Insight - Teater dan Teknologi Metafor

Main Article Content

Fathul A. Husein

Abstract

”Teater yang gagah dalam kemiskinan”, itulah teknologi berpikir dalam taraf metafor tingkat tinggi dari WS. Rendra, sang guru; kendati cuma sesobek kain, selonjor bambu, atau sebongkah batu kali, dengan tubuh-tubuh telanjang di atas pentas karena ketiadaan materi, namun seluruh makna dunia terserap di dalamnya. Begitu pun Jerzy Grotowski dengan wejangan ’Teater Melarat’-nya (Poor Theatre) yang lebih mengedepankan ’teknologi tubuh’ untuk menciptakan daya cekam pentas, juga dalam ”Teater Keberingasan” (Theatre of Cruelty) Antonin Artaud, yang tergila-gila kepada spiritualitas Bali itu, di mana tubuh adalah jiwa, bukan materi.

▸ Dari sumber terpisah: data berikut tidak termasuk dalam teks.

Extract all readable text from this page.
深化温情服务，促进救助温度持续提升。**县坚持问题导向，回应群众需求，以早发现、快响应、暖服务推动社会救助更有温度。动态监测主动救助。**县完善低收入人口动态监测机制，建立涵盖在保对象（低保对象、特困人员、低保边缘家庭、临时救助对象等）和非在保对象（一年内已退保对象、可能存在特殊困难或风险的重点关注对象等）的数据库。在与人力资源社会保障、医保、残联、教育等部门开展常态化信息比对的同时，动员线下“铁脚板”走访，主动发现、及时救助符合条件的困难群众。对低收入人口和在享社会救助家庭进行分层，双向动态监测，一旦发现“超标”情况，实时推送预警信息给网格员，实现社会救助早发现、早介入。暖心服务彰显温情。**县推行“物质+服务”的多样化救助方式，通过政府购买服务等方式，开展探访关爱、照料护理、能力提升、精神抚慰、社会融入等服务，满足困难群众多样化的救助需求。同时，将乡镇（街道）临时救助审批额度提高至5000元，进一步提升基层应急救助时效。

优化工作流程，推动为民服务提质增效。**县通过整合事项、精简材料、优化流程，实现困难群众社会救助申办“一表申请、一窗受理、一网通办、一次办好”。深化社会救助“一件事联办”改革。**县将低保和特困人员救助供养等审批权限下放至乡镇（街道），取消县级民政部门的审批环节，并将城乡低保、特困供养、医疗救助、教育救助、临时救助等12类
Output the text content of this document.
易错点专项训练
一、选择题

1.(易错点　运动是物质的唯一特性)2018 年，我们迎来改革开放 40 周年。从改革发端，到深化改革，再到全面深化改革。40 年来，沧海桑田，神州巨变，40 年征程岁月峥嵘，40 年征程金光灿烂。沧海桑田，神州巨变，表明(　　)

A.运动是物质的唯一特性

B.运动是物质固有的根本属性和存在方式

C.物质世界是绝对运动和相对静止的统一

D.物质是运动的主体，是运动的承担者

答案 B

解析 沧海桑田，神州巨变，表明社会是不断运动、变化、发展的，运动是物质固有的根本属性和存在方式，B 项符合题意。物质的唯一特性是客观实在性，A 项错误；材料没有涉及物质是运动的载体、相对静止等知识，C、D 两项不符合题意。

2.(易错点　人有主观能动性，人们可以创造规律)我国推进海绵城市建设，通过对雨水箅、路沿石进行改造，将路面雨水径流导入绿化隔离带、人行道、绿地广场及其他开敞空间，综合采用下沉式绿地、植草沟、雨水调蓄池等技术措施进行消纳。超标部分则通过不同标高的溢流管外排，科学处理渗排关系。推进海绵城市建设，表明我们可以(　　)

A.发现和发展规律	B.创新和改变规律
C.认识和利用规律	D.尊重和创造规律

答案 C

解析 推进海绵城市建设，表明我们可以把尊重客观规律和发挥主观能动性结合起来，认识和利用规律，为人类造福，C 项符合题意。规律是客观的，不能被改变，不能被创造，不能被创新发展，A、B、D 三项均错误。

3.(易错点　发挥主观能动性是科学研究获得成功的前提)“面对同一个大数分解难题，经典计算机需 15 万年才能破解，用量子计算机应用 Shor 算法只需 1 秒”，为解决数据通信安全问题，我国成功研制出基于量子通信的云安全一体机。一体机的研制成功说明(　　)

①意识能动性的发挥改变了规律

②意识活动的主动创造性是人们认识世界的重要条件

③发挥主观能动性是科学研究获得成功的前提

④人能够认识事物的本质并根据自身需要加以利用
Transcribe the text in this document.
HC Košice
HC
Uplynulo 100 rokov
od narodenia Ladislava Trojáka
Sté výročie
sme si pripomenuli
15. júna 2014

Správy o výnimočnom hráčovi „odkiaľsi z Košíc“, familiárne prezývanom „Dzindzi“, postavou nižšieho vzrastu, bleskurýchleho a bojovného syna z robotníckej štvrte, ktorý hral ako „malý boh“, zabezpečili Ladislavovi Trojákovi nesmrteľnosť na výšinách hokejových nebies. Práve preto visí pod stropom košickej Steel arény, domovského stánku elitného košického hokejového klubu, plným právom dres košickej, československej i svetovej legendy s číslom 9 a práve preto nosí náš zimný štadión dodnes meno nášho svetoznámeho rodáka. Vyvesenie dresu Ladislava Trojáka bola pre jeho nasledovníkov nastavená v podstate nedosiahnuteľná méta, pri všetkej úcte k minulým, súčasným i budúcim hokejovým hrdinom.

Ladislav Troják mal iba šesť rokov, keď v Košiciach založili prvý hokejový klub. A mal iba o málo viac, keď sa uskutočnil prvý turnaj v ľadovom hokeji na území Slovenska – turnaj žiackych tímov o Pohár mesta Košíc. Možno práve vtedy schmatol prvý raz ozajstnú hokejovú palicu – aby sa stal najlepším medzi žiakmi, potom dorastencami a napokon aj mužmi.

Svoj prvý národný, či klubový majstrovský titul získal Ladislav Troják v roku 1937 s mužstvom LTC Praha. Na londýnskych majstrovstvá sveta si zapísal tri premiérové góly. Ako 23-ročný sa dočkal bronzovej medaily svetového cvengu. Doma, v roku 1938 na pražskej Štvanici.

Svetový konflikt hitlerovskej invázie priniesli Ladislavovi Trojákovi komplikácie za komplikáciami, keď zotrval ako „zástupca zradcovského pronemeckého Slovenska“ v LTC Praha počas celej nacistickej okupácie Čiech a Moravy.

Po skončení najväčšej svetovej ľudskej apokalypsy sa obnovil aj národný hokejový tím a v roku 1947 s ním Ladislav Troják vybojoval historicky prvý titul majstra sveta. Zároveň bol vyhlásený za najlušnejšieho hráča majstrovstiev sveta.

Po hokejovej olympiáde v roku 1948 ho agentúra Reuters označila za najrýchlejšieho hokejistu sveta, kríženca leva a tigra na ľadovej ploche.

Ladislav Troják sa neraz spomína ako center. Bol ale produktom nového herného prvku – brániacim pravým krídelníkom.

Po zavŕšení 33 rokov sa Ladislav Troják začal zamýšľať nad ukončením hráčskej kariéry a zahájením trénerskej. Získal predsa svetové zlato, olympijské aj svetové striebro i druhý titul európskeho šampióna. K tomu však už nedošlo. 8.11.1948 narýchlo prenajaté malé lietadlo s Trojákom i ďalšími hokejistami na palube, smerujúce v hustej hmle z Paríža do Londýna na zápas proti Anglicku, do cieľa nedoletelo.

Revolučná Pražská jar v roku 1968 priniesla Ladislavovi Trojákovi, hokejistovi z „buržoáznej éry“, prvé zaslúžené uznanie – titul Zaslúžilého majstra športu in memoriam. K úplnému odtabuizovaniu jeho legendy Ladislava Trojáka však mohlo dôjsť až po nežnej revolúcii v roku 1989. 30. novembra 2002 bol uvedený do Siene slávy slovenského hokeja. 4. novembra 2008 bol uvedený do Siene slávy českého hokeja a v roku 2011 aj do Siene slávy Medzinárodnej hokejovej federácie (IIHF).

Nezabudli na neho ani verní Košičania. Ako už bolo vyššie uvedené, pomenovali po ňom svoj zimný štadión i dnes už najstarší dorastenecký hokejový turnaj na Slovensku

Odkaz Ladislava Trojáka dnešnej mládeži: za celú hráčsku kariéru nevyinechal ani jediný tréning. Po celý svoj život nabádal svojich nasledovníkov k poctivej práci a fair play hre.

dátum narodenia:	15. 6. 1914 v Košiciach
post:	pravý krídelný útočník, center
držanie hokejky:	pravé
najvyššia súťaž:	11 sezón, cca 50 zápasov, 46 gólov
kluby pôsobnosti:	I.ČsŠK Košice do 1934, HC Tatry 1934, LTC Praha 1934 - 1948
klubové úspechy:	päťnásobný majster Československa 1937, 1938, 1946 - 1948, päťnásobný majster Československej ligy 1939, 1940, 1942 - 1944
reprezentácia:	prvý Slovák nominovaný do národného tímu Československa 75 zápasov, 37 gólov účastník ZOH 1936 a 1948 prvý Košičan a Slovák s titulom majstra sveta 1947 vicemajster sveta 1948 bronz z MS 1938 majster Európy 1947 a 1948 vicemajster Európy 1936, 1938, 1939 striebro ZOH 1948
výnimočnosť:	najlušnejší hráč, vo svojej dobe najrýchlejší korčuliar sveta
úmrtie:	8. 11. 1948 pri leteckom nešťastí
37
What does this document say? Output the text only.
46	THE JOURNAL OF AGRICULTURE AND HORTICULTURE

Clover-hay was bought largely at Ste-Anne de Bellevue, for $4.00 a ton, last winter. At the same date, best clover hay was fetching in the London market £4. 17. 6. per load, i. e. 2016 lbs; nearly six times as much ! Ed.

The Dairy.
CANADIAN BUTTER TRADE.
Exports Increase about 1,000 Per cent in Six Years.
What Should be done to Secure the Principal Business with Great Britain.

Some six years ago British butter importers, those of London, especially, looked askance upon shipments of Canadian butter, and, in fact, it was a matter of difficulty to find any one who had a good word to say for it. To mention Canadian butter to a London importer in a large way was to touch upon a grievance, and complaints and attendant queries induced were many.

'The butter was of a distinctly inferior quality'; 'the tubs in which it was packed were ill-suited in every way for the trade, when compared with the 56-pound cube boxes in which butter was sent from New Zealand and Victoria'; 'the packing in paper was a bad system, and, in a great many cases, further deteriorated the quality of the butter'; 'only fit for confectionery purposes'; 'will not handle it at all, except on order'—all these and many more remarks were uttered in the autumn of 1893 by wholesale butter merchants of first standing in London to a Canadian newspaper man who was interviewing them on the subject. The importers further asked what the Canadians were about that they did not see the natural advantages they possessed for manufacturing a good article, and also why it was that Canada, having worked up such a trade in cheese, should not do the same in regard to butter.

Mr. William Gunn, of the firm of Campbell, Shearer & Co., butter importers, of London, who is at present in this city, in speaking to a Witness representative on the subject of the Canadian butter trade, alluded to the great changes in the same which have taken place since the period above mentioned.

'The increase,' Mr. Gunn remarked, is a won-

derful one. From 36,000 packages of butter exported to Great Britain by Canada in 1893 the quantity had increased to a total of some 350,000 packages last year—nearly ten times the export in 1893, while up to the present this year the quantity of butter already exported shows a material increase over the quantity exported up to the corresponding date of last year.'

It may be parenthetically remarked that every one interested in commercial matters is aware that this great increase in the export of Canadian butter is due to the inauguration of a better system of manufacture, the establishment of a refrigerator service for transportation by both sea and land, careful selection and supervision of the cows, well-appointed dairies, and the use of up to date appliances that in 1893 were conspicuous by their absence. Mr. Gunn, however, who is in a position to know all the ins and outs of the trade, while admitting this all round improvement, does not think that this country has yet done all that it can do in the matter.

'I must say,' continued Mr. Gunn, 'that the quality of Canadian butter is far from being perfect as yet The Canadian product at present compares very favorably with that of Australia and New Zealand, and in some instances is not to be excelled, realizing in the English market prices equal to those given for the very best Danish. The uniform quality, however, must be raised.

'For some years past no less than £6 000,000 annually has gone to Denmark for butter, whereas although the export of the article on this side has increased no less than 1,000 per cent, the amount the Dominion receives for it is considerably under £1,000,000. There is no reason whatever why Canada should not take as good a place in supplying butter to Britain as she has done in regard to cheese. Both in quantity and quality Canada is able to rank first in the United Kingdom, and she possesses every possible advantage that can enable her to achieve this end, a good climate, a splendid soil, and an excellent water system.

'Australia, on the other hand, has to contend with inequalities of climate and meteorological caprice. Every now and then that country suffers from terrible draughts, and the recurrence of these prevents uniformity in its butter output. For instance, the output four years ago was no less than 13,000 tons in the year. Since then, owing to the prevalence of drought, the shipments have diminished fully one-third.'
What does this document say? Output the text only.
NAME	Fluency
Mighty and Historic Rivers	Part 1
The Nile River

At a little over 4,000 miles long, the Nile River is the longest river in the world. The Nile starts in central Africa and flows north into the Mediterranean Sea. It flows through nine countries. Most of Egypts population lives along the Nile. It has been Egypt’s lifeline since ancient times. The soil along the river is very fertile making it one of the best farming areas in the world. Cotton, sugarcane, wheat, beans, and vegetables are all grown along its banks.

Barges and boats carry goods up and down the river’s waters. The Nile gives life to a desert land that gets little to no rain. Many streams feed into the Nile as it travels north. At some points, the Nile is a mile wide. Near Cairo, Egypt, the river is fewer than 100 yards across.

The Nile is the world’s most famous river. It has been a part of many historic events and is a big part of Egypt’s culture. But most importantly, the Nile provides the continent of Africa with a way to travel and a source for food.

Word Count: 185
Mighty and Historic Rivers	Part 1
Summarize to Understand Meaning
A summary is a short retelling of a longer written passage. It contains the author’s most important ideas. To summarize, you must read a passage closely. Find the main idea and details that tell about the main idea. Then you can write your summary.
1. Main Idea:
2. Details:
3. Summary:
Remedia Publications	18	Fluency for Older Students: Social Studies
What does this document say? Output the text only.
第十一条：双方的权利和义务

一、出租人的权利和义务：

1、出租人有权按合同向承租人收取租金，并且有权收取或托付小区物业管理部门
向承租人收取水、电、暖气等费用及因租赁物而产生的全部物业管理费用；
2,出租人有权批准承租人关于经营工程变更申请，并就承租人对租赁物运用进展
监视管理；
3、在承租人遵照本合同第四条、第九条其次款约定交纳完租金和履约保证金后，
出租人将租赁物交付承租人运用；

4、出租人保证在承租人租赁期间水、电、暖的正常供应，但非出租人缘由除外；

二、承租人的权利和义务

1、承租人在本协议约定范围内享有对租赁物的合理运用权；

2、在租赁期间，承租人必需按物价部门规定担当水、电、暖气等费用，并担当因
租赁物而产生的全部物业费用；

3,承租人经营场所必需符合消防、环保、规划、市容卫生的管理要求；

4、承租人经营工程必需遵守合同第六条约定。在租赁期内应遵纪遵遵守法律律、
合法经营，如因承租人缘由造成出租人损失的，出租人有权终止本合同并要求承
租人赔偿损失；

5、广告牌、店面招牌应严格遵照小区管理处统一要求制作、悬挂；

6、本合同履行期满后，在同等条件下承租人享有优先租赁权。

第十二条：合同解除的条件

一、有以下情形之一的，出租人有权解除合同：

Itulah alam kita, dunia kita, yang tak mungkin bisa mengejar teknologi modern Barat yang canggih dan mahal, yang hanya menjadikan kita sebagai budak-budaknya (dalam banyak hal teater kita pun cenderung menjadi budak teater Barat). Semakin kita berupaya mengejar, semakin kecanggihan mereka melesat jauh meninggalkan kita. Apa yang kita anggap pencapaian tercanggih hari ini tidak lain adalah masa lalu mereka sekian dekade yang telah lewat. Lagi apa perlunya mengejar mereka. Alam pikir dan khayal kita berbeda dengan mereka.